Default rates for most types of consumer loans continued to ease during July according to the S&P/Experian Consumer Credit Default Indices released on Tuesday.  Only second mortgages increased from June levels and those were up only marginally from .73 percent to .75 percent.  First mortgage defaults were unchanged from June at 1.41 percent which is their recent low.

The Composite Index, which measures consumer defaults in four categories, was down one basis point to 1.51 percent.  In July 2011 the Composite stood at 2.06 percent.  While unchanged month-over-month, the first mortgage default rate is down significantly from 1.93 percent last year and the slight uptick in second mortgage defaults still left the July 2012 rate 50 basis points lower than the 1.25 percent posted in July 2011.

The largest reduction was in bank card defaults which fell from 3.97 percent in June to 3.83 percent in July.  The rate one year earlier was 5.64 percent.  Auto loans delinquencies also decreased, from 1.27 percent in July 2011 to 1.04 in June 2012 to 1.01 in July 2012.

"While continuing to show decreasing default rates, most of the changes in July were small compared to the magnitude of decline we had seen in the first six months of the year," David Blitzer, Managing Director and Chairman of S&P Down Jones Indices Index Committee.  "Consumer default rates showed small movement from June to July, in most cases the trend continued down or flat, as the consumer's financial condition continues to improve."

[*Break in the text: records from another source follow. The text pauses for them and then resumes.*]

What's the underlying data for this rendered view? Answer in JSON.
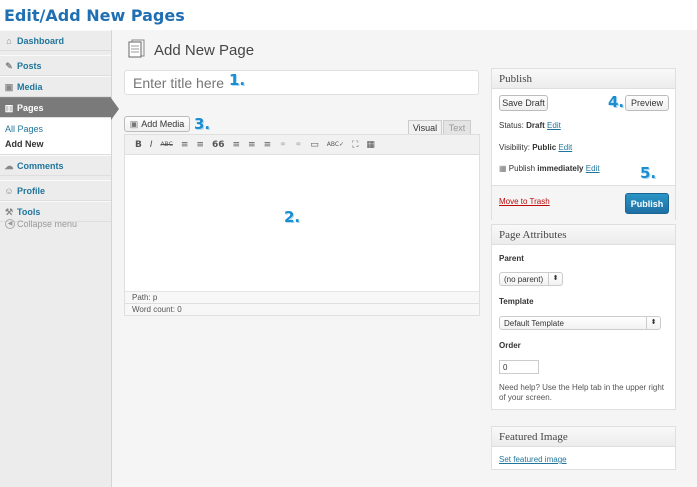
{
  "heading": "Edit/Add New Pages",
  "sidebar": {
    "items": [
      {
        "label": "Dashboard",
        "icon": "dashboard-icon"
      },
      {
        "label": "Posts",
        "icon": "pin-icon"
      },
      {
        "label": "Media",
        "icon": "media-icon"
      },
      {
        "label": "Pages",
        "icon": "pages-icon"
      }
    ],
    "submenu": [
      "All Pages",
      "Add New"
    ],
    "lower_items": [
      {
        "label": "Comments",
        "icon": "comments-icon"
      },
      {
        "label": "Profile",
        "icon": "profile-icon"
      },
      {
        "label": "Tools",
        "icon": "tools-icon"
      }
    ],
    "collapse_label": "Collapse menu"
  },
  "page_title": "Add New Page",
  "title_input": {
    "placeholder": "Enter title here"
  },
  "callouts": {
    "c1": "1.",
    "c2": "2.",
    "c3": "3.",
    "c4": "4.",
    "c5": "5."
  },
  "editor": {
    "add_media_label": "Add Media",
    "tab_visual": "Visual",
    "tab_text": "Text",
    "toolbar": [
      "B",
      "I",
      "ABC",
      "≡",
      "≡",
      "66",
      "≡",
      "≡",
      "≡",
      "⚭",
      "⚭",
      "▭",
      "ABC✓",
      "⛶",
      "▦"
    ],
    "path_label": "Path: p",
    "word_count_label": "Word count: 0"
  },
  "publish": {
    "title": "Publish",
    "save_draft_label": "Save Draft",
    "preview_label": "Preview",
    "status_prefix": "Status: ",
    "status_value": "Draft",
    "visibility_prefix": "Visibility: ",
    "visibility_value": "Public",
    "edit_label": "Edit",
    "publish_prefix": "Publish ",
    "publish_value": "immediately",
    "trash_label": "Move to Trash",
    "publish_label": "Publish"
  },
  "attributes": {
    "title": "Page Attributes",
    "parent_label": "Parent",
    "parent_value": "(no parent)",
    "template_label": "Template",
    "template_value": "Default Template",
    "order_label": "Order",
    "order_value": "0",
    "help_text": "Need help? Use the Help tab in the upper right of your screen."
  },
  "featured": {
    "title": "Featured Image",
    "link_label": "Set featured image"
  }
}
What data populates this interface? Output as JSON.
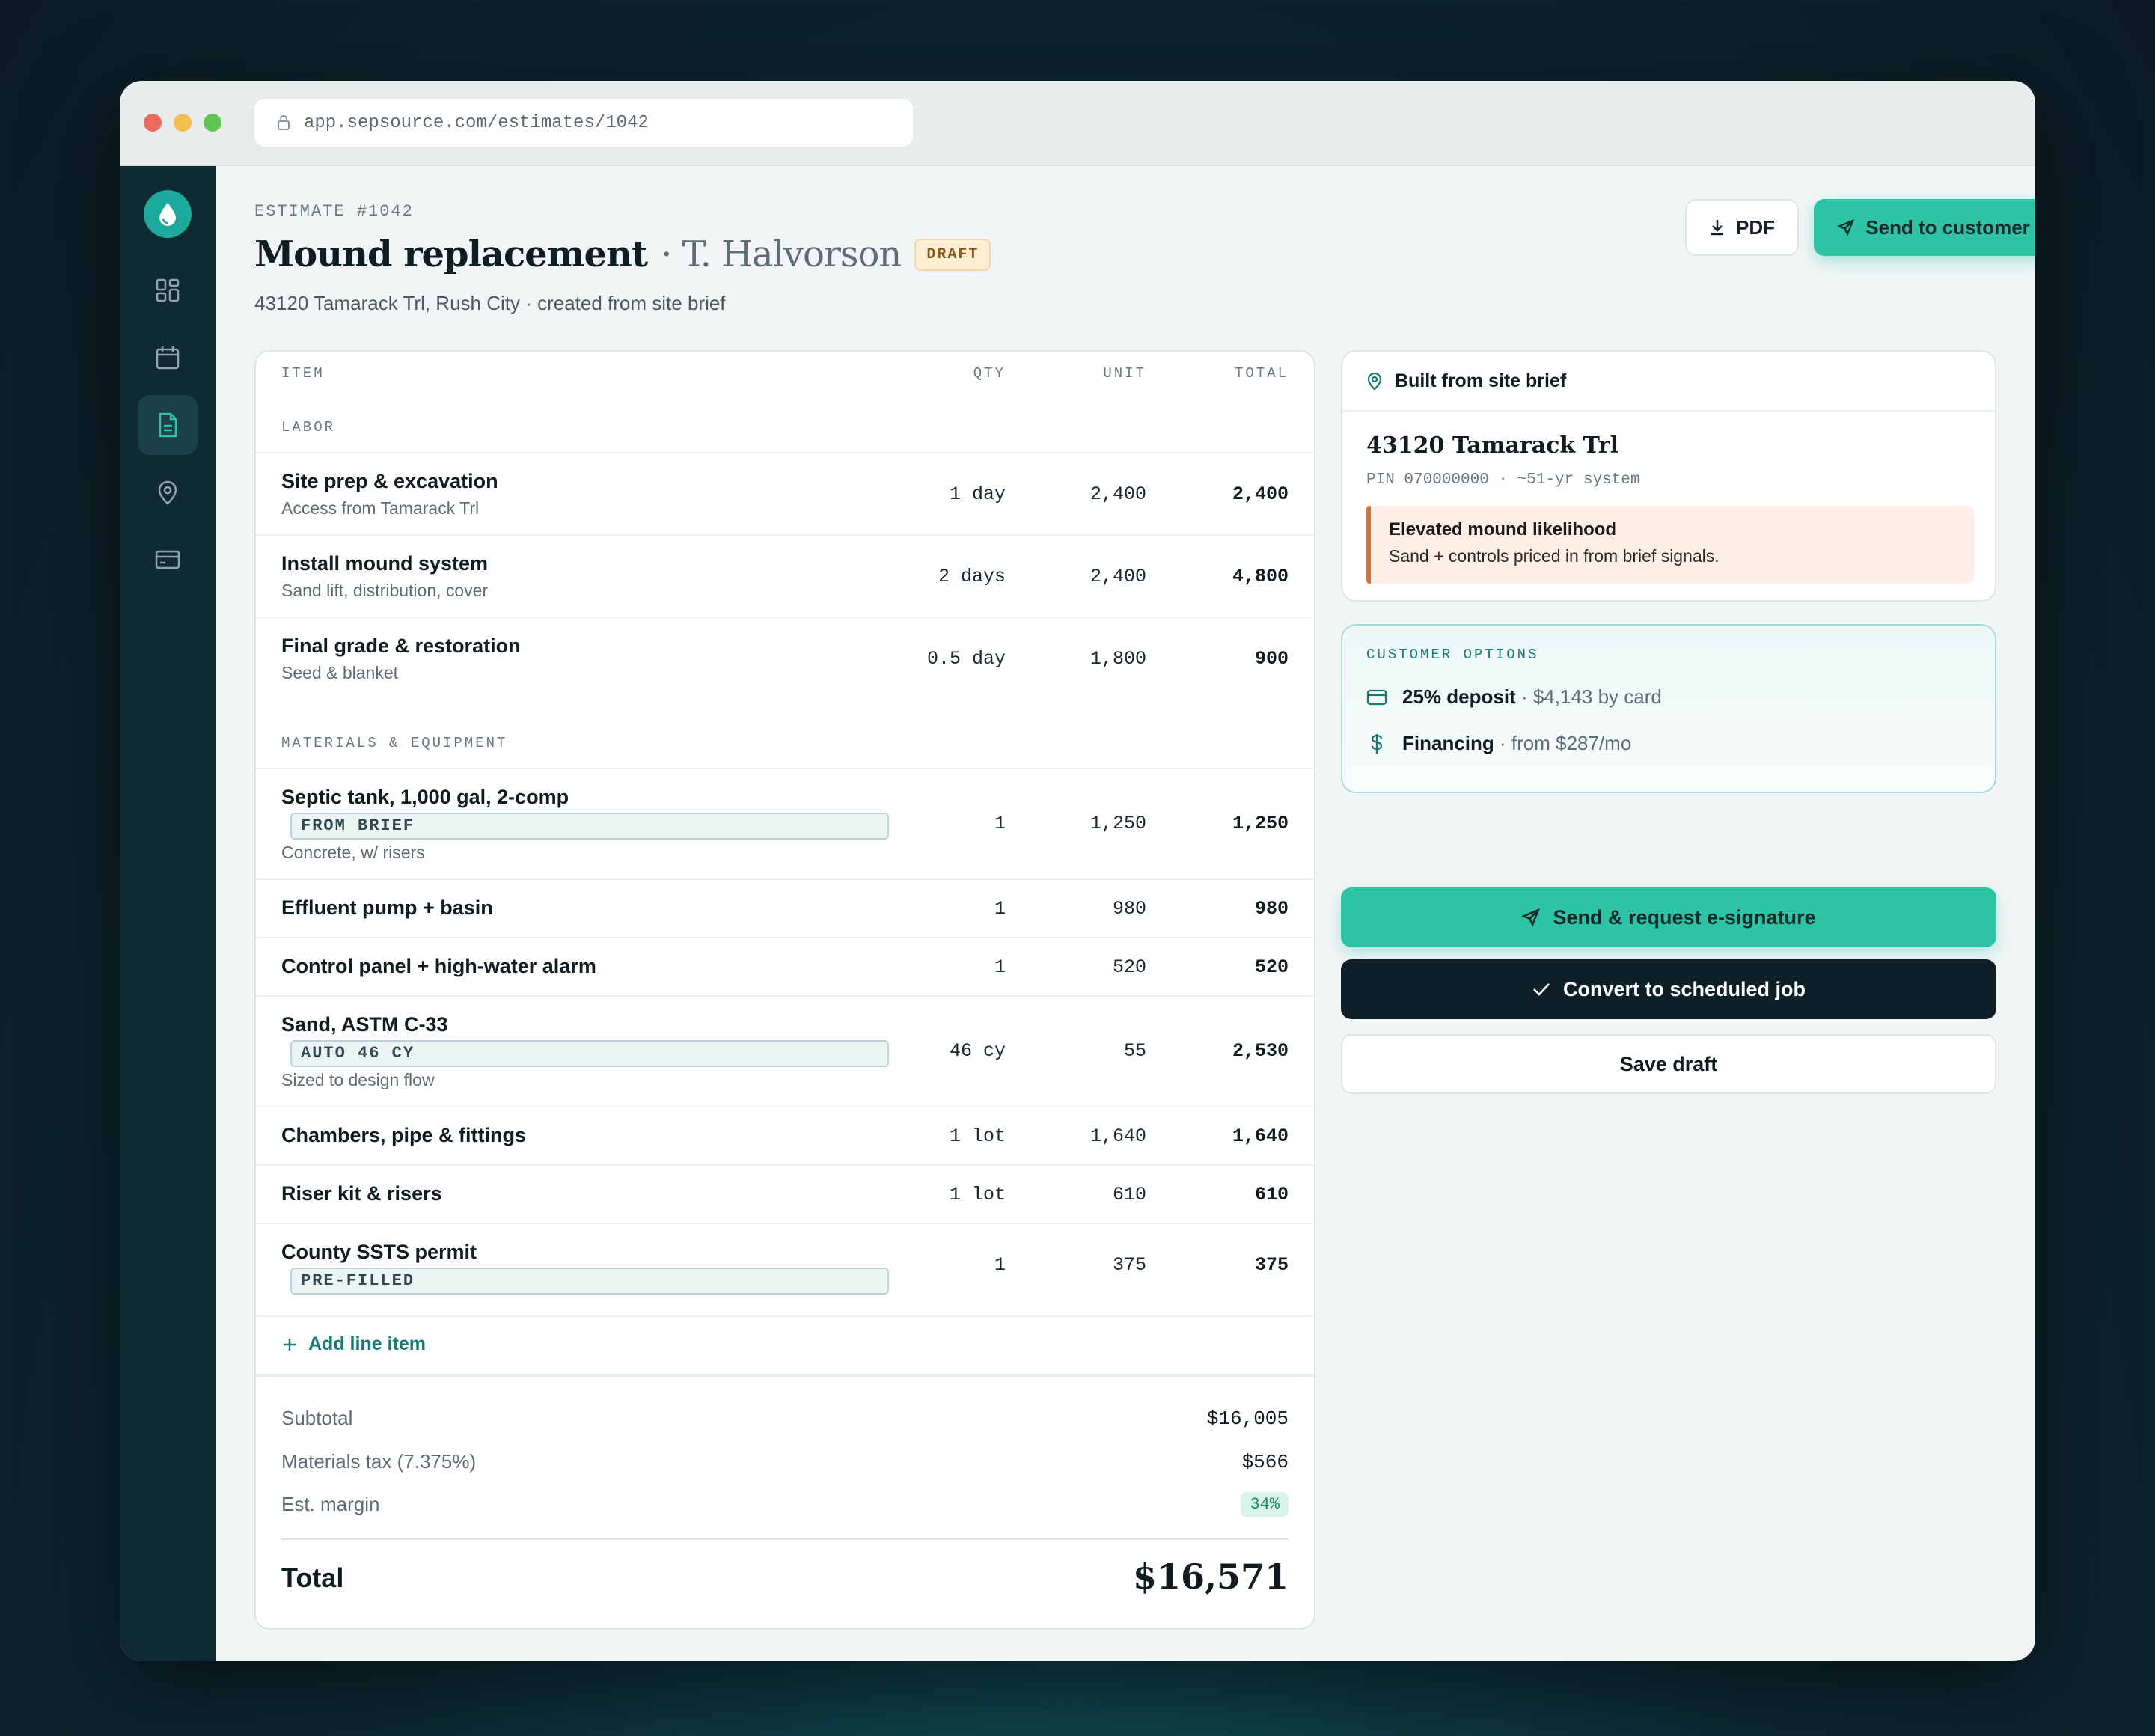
{
  "browser": {
    "url": "app.sepsource.com/estimates/1042"
  },
  "header": {
    "estimate_no": "ESTIMATE #1042",
    "title": "Mound replacement",
    "customer": "· T. Halvorson",
    "status_badge": "DRAFT",
    "subtitle": "43120 Tamarack Trl, Rush City · created from site brief",
    "pdf_label": "PDF",
    "send_label": "Send to customer"
  },
  "table": {
    "columns": [
      "ITEM",
      "QTY",
      "UNIT",
      "TOTAL"
    ],
    "sections": [
      {
        "label": "LABOR"
      },
      {
        "label": "MATERIALS & EQUIPMENT"
      }
    ],
    "rows": [
      {
        "name": "Site prep & excavation",
        "note": "Access from Tamarack Trl",
        "qty": "1 day",
        "unit": "2,400",
        "total": "2,400"
      },
      {
        "name": "Install mound system",
        "note": "Sand lift, distribution, cover",
        "qty": "2 days",
        "unit": "2,400",
        "total": "4,800"
      },
      {
        "name": "Final grade & restoration",
        "note": "Seed & blanket",
        "qty": "0.5 day",
        "unit": "1,800",
        "total": "900"
      },
      {
        "name": "Septic tank, 1,000 gal, 2-comp",
        "tag": "FROM BRIEF",
        "note": "Concrete, w/ risers",
        "qty": "1",
        "unit": "1,250",
        "total": "1,250"
      },
      {
        "name": "Effluent pump + basin",
        "qty": "1",
        "unit": "980",
        "total": "980"
      },
      {
        "name": "Control panel + high-water alarm",
        "qty": "1",
        "unit": "520",
        "total": "520"
      },
      {
        "name": "Sand, ASTM C-33",
        "tag": "AUTO 46 CY",
        "note": "Sized to design flow",
        "qty": "46 cy",
        "unit": "55",
        "total": "2,530"
      },
      {
        "name": "Chambers, pipe & fittings",
        "qty": "1 lot",
        "unit": "1,640",
        "total": "1,640"
      },
      {
        "name": "Riser kit & risers",
        "qty": "1 lot",
        "unit": "610",
        "total": "610"
      },
      {
        "name": "County SSTS permit",
        "tag": "PRE-FILLED",
        "qty": "1",
        "unit": "375",
        "total": "375"
      }
    ],
    "add_line_label": "Add line item"
  },
  "totals": {
    "subtotal_label": "Subtotal",
    "subtotal": "$16,005",
    "tax_label": "Materials tax (7.375%)",
    "tax": "$566",
    "margin_label": "Est. margin",
    "margin": "34%",
    "total_label": "Total",
    "total": "$16,571"
  },
  "brief": {
    "heading": "Built from site brief",
    "address": "43120 Tamarack Trl",
    "pin": "PIN 070000000 · ~51-yr system",
    "alert_title": "Elevated mound likelihood",
    "alert_body": "Sand + controls priced in from brief signals."
  },
  "options": {
    "label": "CUSTOMER OPTIONS",
    "deposit_bold": "25% deposit",
    "deposit_rest": "· $4,143 by card",
    "financing_bold": "Financing",
    "financing_rest": "· from $287/mo"
  },
  "actions": {
    "esign": "Send & request e-signature",
    "convert": "Convert to scheduled job",
    "save": "Save draft"
  },
  "colors": {
    "accent": "#2cc4a5",
    "sidebar": "#0f2a30",
    "dark_button": "#0f1f27",
    "alert": "#d9743e"
  }
}
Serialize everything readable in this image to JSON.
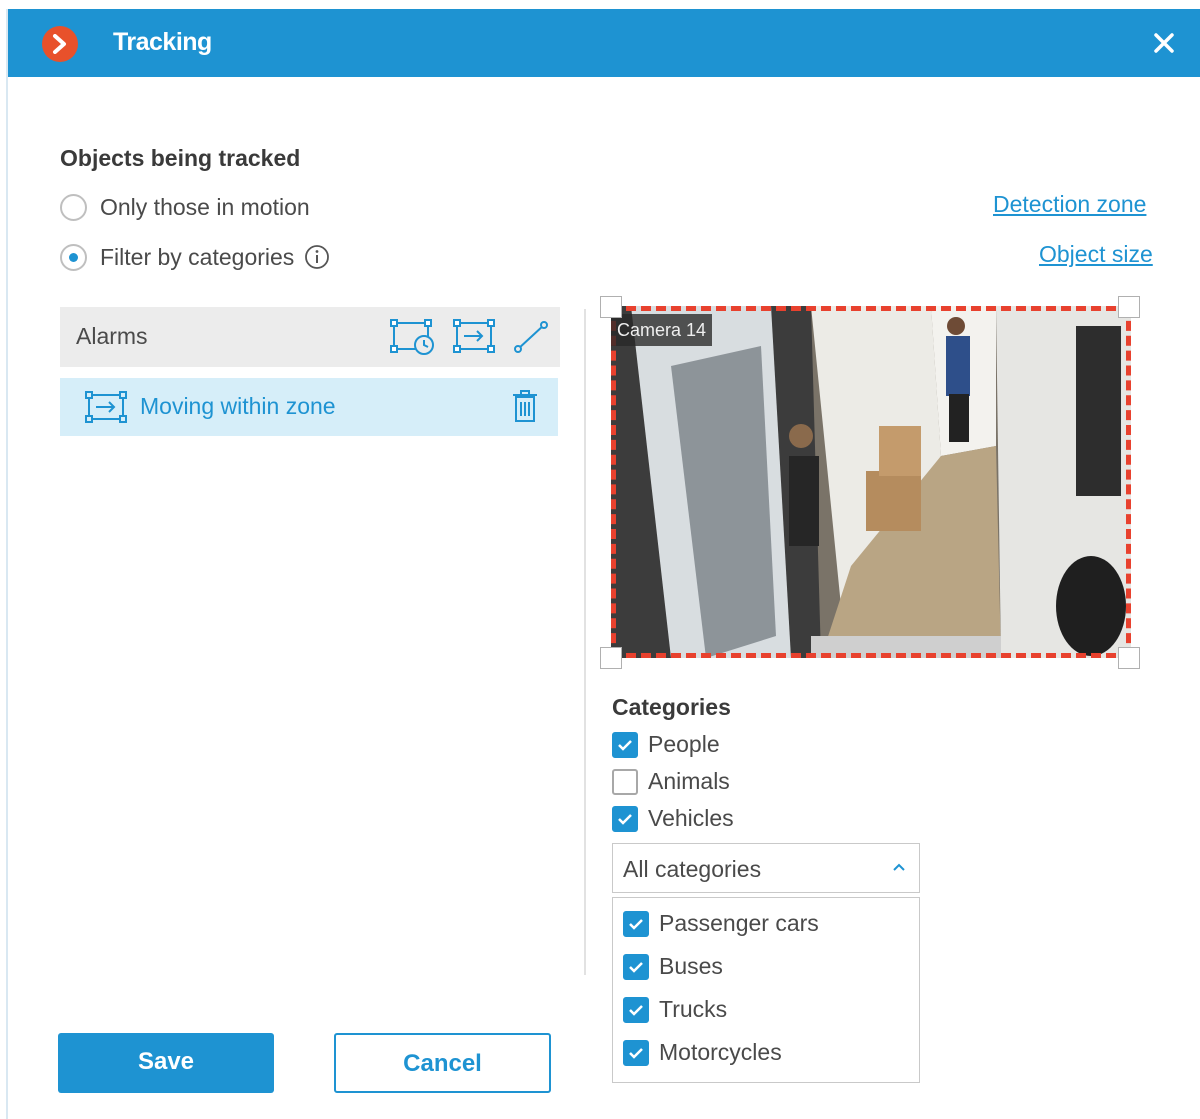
{
  "window": {
    "title": "Tracking",
    "accent_color": "#1e93d2",
    "logo_icon": "chevron-right-circle-logo",
    "close_icon": "close-icon"
  },
  "objects": {
    "section_title": "Objects being tracked",
    "options": [
      {
        "label": "Only those in motion",
        "selected": false
      },
      {
        "label": "Filter by categories",
        "selected": true
      }
    ],
    "info_icon": "info-icon"
  },
  "links": {
    "detection_zone": "Detection zone",
    "object_size": "Object size"
  },
  "alarms": {
    "header": "Alarms",
    "header_icons": [
      "zone-timer-icon",
      "zone-enter-icon",
      "line-cross-icon"
    ],
    "items": [
      {
        "label": "Moving within zone",
        "icon": "zone-enter-icon",
        "delete_icon": "trash-icon"
      }
    ]
  },
  "preview": {
    "camera_label": "Camera 14",
    "zone_color": "#e8412e"
  },
  "categories": {
    "title": "Categories",
    "items": [
      {
        "label": "People",
        "checked": true
      },
      {
        "label": "Animals",
        "checked": false
      },
      {
        "label": "Vehicles",
        "checked": true
      }
    ],
    "select_value": "All categories",
    "subcategories": [
      {
        "label": "Passenger cars",
        "checked": true
      },
      {
        "label": "Buses",
        "checked": true
      },
      {
        "label": "Trucks",
        "checked": true
      },
      {
        "label": "Motorcycles",
        "checked": true
      }
    ]
  },
  "buttons": {
    "save": "Save",
    "cancel": "Cancel"
  }
}
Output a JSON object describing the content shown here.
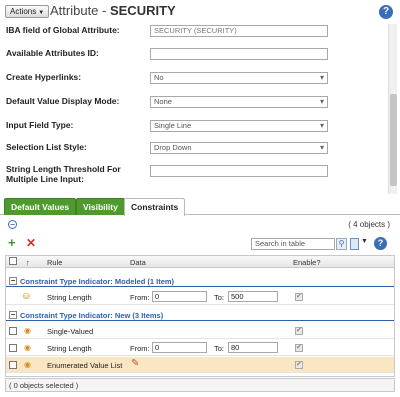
{
  "header": {
    "actions_label": "Actions",
    "title_prefix": "Attribute - ",
    "title_name": "SECURITY",
    "help_symbol": "?"
  },
  "form": {
    "iba_field_label": "IBA field of Global Attribute:",
    "iba_field_value": "SECURITY (SECURITY)",
    "available_attrs_label": "Available Attributes ID:",
    "available_attrs_value": "",
    "create_hyperlinks_label": "Create Hyperlinks:",
    "create_hyperlinks_value": "No",
    "default_display_label": "Default Value Display Mode:",
    "default_display_value": "None",
    "input_field_type_label": "Input Field Type:",
    "input_field_type_value": "Single Line",
    "selection_list_style_label": "Selection List Style:",
    "selection_list_style_value": "Drop Down",
    "string_threshold_label": "String Length Threshold For Multiple Line Input:",
    "string_threshold_value": ""
  },
  "tabs": [
    {
      "label": "Default Values",
      "active": false
    },
    {
      "label": "Visibility",
      "active": false
    },
    {
      "label": "Constraints",
      "active": true
    }
  ],
  "constraints": {
    "object_count": "( 4 objects )",
    "search_placeholder": "Search in table",
    "columns": {
      "sort_symbol": "↑",
      "rule": "Rule",
      "data": "Data",
      "enable": "Enable?"
    },
    "groups": [
      {
        "label": "Constraint Type Indicator: Modeled (1 Item)",
        "rows": [
          {
            "rule": "String Length",
            "from_label": "From:",
            "from": "0",
            "to_label": "To:",
            "to": "500",
            "enabled": true
          }
        ]
      },
      {
        "label": "Constraint Type Indicator: New (3 Items)",
        "rows": [
          {
            "rule": "Single-Valued",
            "enabled": true
          },
          {
            "rule": "String Length",
            "from_label": "From:",
            "from": "0",
            "to_label": "To:",
            "to": "80",
            "enabled": true
          },
          {
            "rule": "Enumerated Value List",
            "enabled": true,
            "highlighted": true
          }
        ]
      }
    ],
    "footer": "( 0 objects selected )"
  },
  "colors": {
    "tab_green": "#4e9a2f",
    "group_blue": "#2f5fa8",
    "highlight_row": "#fbe6c3",
    "help_blue": "#3a6fb7"
  },
  "icons": {
    "add": "plus-icon",
    "delete": "delete-x-icon",
    "search": "search-icon",
    "help": "help-icon",
    "edit": "pencil-icon",
    "lock": "lock-icon",
    "constraint": "constraint-icon"
  }
}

Blitzer said that looking at the rate of new defaults in mortgages or auto loans, it appears that consumers credit positions have recovered from the financial crisis.  "However, other data show that previously defaulted mortgages remain an issue and many consumers still face an overhang from old debts.  Bank card trends are also favorable although the experience of the last eight years is more variable."

The S&P/Experian Index focuses on five geographically dispersed cities, New York, Chicago, Dallas, Los Angeles, and Miami. The year-over-year rate was down significantly in all five metropolitan areas but rose in two from June to July and was unchanged in a third.